Abbattere il virus dell’inimicizia tra i popoli e gli stati

Giungono sempre sorprese positive da papa Francesco, che ha deciso di rendere permanente la possibilità di assolvere dal grave peccato di aborto le donne e quanti le hanno aiutate. Il giorno precedente la chiusura del giubileo della Misericordia, a 50 anni dal Concilio Vaticano II, ha in certo senso proseguito il cammino aperto dall’evento conciliare voluto in modo profetico ed inaspettato da papa Giovanni XXIII. Evento centrale per il rinnovamento della chiesa e la sua apertura al mondo contemporaneo e che ha riguardato i problemi di tutta l’umanità. Prospettiva proseguita da tutti i pontefici che si sono susseguiti, anche se l’ideale della “Pacem in terris” a cui papa Roncalli aveva dedicato una bellissima enciclica è rimasto più una aspirazione che un reale impegno per contribuire davvero alla affermazione universale della pace. Sono prevalse le guerre con violenze e atrocità di ogni genere in tanti parti del mondo. Papa Francesco si è fatto messaggero di pace sin dall’inizio del suo pontificato, sollecitando in tutte le direzioni popoli e governanti, uomini e donne di ogni condizione, a farsi costruttori di pace a difesa dei più deboli, dei poveri, dei migranti. Incontrando i 17 nuovi cardinali  che concorrono a costituire il concistoro rappresentativo di tutte le aree geografiche del pianeta, ha voluto usare l’espressione “inimicizia“ che deve essere bandita tra gli stati, i popoli e le persone. E’ responsabilità primaria dei cristiani contrastare il virus della inimicizia. Atteggiamento, questo,  da testimoniare verso tutti come scelta di vita da praticare in ogni circostanza perché la categoria dell’ inimicizia è come un tarlo che corrompe la vita delle società, promuove lacerazioni e contrapposizioni.                                                                                             

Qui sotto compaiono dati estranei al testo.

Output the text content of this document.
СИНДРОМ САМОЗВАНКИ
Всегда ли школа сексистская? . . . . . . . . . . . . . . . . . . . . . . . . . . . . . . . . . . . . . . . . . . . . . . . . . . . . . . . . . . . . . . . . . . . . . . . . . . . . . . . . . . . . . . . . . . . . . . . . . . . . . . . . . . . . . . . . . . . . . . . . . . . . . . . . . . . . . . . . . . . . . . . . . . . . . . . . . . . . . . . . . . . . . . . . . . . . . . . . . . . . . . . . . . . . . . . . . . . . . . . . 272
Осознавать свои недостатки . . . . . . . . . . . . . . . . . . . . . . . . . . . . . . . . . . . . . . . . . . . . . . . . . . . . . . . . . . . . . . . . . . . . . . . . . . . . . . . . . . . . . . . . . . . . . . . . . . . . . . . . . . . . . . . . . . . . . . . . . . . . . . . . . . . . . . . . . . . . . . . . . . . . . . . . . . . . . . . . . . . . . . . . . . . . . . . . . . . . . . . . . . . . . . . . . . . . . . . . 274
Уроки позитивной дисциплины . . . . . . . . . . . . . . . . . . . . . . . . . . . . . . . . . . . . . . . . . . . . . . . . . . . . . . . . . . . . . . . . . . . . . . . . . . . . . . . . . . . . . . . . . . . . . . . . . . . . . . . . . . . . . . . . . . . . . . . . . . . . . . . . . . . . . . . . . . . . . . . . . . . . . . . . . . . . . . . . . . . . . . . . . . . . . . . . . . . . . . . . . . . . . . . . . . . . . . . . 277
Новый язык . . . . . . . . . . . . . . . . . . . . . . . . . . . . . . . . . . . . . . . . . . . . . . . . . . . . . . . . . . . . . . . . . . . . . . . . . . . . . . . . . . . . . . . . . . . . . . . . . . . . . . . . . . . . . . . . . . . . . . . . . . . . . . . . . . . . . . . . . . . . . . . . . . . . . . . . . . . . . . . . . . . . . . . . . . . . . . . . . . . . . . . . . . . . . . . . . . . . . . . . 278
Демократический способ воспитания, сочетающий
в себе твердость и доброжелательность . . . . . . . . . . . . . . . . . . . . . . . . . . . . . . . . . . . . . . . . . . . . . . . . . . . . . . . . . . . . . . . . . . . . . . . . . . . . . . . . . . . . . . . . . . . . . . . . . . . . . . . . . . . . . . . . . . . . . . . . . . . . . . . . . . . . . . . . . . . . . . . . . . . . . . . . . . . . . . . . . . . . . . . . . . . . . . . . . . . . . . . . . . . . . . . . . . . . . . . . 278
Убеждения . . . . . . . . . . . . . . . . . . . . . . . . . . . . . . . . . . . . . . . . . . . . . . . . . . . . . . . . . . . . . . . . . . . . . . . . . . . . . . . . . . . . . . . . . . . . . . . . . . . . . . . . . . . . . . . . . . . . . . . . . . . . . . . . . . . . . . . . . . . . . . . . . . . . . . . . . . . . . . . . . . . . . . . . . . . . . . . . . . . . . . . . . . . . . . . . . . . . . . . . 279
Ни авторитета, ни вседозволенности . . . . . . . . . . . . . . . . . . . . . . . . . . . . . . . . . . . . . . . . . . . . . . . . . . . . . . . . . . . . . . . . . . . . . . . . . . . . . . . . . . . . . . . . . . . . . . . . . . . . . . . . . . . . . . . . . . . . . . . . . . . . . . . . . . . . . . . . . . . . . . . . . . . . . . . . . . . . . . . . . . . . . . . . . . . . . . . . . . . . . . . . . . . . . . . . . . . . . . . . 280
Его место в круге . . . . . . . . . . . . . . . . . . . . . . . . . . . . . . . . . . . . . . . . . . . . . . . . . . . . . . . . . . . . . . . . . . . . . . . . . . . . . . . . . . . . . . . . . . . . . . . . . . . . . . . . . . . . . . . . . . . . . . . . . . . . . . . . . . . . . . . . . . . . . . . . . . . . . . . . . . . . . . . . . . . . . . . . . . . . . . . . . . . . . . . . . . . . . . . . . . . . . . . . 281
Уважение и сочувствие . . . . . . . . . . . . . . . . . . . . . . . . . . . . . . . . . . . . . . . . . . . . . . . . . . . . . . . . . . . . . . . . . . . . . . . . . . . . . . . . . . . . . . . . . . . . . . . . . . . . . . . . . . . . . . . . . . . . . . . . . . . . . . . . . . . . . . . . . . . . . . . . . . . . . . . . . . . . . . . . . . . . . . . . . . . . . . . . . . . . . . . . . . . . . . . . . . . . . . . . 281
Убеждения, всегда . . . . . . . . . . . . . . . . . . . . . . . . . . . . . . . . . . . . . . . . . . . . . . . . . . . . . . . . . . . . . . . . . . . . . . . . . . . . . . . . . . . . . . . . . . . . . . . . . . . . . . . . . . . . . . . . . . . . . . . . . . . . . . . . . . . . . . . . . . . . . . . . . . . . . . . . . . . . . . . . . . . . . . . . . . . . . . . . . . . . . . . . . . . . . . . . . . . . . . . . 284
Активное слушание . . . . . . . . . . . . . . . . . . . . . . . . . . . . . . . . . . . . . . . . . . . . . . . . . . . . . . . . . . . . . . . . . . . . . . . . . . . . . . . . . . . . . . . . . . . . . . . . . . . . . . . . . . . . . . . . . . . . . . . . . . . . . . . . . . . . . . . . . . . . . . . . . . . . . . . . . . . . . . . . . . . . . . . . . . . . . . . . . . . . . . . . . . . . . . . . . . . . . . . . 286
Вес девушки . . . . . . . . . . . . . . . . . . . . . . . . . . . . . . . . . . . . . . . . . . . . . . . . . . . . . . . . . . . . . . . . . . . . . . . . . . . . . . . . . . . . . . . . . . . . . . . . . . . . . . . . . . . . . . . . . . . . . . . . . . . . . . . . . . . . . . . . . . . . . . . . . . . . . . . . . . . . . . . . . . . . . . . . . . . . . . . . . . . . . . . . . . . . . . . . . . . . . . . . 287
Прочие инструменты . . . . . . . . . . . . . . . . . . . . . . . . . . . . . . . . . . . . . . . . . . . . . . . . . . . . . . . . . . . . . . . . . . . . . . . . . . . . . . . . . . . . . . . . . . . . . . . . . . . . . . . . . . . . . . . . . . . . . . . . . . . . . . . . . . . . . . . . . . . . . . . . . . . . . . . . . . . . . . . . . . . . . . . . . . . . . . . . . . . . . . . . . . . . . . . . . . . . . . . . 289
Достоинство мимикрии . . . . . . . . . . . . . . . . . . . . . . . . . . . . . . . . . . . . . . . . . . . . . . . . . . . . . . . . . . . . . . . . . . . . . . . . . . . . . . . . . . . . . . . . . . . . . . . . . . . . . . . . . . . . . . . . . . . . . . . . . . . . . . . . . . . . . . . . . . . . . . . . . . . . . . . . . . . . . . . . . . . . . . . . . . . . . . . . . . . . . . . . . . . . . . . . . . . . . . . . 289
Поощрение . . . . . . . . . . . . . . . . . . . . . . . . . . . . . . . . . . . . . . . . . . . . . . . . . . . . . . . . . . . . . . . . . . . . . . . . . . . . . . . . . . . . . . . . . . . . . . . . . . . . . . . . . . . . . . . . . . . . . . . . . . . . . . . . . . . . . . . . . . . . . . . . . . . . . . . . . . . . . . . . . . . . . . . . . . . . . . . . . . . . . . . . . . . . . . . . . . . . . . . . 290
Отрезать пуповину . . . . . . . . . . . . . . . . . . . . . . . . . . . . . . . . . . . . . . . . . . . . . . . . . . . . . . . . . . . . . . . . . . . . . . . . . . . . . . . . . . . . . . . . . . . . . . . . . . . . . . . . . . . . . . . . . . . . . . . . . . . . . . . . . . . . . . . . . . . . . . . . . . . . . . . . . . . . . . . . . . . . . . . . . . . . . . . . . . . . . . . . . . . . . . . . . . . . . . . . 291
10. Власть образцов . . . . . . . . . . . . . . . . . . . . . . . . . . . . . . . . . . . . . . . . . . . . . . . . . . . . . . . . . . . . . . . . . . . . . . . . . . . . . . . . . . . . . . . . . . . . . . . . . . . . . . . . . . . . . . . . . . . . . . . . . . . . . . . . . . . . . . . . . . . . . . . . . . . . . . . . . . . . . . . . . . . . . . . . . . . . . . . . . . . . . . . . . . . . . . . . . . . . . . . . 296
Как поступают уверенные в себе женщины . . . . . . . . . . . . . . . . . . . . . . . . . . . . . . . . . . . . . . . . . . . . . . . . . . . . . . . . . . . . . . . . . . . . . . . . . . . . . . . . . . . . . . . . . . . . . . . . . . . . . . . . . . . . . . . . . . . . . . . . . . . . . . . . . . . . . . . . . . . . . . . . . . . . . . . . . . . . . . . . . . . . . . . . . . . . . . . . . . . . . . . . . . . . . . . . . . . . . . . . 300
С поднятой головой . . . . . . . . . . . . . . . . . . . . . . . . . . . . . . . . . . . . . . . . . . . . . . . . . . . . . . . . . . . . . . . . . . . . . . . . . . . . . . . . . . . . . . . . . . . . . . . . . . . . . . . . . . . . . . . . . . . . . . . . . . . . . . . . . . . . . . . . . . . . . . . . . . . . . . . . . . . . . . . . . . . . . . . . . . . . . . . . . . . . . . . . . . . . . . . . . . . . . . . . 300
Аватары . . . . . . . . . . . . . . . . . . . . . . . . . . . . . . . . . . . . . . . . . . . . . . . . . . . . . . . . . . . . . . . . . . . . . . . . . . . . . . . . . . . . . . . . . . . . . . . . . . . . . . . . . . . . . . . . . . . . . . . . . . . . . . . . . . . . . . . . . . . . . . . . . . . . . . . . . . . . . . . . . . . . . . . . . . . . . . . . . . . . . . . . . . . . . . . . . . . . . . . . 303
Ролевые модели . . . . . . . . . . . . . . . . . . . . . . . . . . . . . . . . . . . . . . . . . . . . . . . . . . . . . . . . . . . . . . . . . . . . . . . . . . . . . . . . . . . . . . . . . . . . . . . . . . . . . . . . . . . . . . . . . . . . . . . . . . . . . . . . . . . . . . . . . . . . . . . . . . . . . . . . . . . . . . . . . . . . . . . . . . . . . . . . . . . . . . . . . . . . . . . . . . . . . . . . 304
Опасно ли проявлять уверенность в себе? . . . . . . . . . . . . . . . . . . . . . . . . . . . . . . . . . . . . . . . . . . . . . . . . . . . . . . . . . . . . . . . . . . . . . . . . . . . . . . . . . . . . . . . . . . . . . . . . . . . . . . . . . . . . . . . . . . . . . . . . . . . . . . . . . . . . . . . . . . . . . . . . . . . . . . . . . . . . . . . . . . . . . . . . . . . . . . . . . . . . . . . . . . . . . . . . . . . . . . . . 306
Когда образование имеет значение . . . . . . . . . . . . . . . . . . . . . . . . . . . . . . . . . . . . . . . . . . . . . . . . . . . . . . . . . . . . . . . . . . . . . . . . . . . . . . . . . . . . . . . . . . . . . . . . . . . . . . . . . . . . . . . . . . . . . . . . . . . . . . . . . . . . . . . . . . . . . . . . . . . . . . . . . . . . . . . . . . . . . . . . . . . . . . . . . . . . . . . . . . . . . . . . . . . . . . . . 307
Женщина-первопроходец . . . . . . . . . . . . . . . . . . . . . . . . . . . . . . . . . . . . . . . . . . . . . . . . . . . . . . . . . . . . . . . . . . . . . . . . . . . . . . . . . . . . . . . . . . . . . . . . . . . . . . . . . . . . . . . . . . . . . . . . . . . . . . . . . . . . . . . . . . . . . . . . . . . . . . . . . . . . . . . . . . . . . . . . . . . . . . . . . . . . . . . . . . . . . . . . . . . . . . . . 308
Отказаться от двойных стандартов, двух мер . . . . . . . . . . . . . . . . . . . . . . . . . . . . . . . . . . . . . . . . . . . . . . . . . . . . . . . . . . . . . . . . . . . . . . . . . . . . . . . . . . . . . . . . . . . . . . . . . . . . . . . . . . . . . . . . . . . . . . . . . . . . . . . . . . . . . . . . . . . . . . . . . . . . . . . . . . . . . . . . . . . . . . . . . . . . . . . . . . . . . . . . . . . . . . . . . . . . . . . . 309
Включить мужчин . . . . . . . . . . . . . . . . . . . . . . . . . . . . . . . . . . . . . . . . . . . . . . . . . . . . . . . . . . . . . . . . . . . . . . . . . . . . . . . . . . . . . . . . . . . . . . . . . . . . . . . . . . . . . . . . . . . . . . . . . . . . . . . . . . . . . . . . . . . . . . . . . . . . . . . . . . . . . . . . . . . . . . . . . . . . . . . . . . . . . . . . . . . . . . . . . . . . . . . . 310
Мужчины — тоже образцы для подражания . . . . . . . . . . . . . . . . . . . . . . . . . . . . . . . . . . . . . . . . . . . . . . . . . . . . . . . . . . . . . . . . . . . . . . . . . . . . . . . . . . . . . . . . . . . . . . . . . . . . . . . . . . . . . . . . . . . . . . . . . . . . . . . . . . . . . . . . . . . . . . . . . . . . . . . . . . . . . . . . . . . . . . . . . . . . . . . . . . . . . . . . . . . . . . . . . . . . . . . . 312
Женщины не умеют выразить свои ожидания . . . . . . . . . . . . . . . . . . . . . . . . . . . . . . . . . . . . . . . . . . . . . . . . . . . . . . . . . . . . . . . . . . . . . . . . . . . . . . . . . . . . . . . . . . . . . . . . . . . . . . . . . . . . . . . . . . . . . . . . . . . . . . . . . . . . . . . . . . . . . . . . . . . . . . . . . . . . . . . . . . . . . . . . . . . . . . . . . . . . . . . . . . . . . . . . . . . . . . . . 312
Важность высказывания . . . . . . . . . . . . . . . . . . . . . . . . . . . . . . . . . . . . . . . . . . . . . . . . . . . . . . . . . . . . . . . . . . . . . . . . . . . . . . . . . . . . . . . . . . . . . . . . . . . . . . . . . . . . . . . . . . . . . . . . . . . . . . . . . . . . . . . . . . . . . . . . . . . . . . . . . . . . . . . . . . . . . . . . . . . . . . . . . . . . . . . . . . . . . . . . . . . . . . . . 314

Ne registriamo un riflesso preoccupante anche nella campagna referendaria sempre più aspra a meno di due settimane dal voto. Volano parole grosse e volgari, si minacciano sfracelli e timori spropositati e strumentali, si usano linguaggi che esasperano e strumentalizzano posizioni differenti.                                                                                                                  Ben altro clima si respirava ai tempi dell’Assemblea costituente, nonostante si fosse all’alba della tragica guerra fredda e di aspre tensioni economiche e sociali. Alcide De Gasperi presidente del Consiglio non interferì nei lavori dei padri costituenti e Piero Calamandrei  raccomandava che i banchi del governo restassero vuoti durante i lavori dell’assemblea. Tra qualche mese sarà pubblicato un grosso volume di Giorgio La Pira e Fioretta Mazzei, frutto di un epistolario spirituale e politico durato tutta una vita. In una lettera autografa  su carta intestata “Assemblea costituente”, Giorgio La Pira scrive della gioia provata lavorando insieme a Lelio Basso, esponente di punta della sinistra socialista, ideologicamente molto lontano dalle posizioni lapiriane. Il professore siculo-fiorentino successivamente straordinario sindaco di Firenze e promotore di dialoghi di pace nel Mediterraneo e dimissioni a Mosca e nel Vietnam di Ho Chi Minh , racconta con entusiasmo della positività del confronto con Lelio Basso e del reciproco arricchimento in parte anche sorprendente, per il risultato del buon lavoro ottenuto insieme. Il fine della politica è infatti operare per il bene comune, specie in materia costituzionale, che rappresenta sempre la casa comune e le fondamenta condivise tra portatori di differenti posizioni.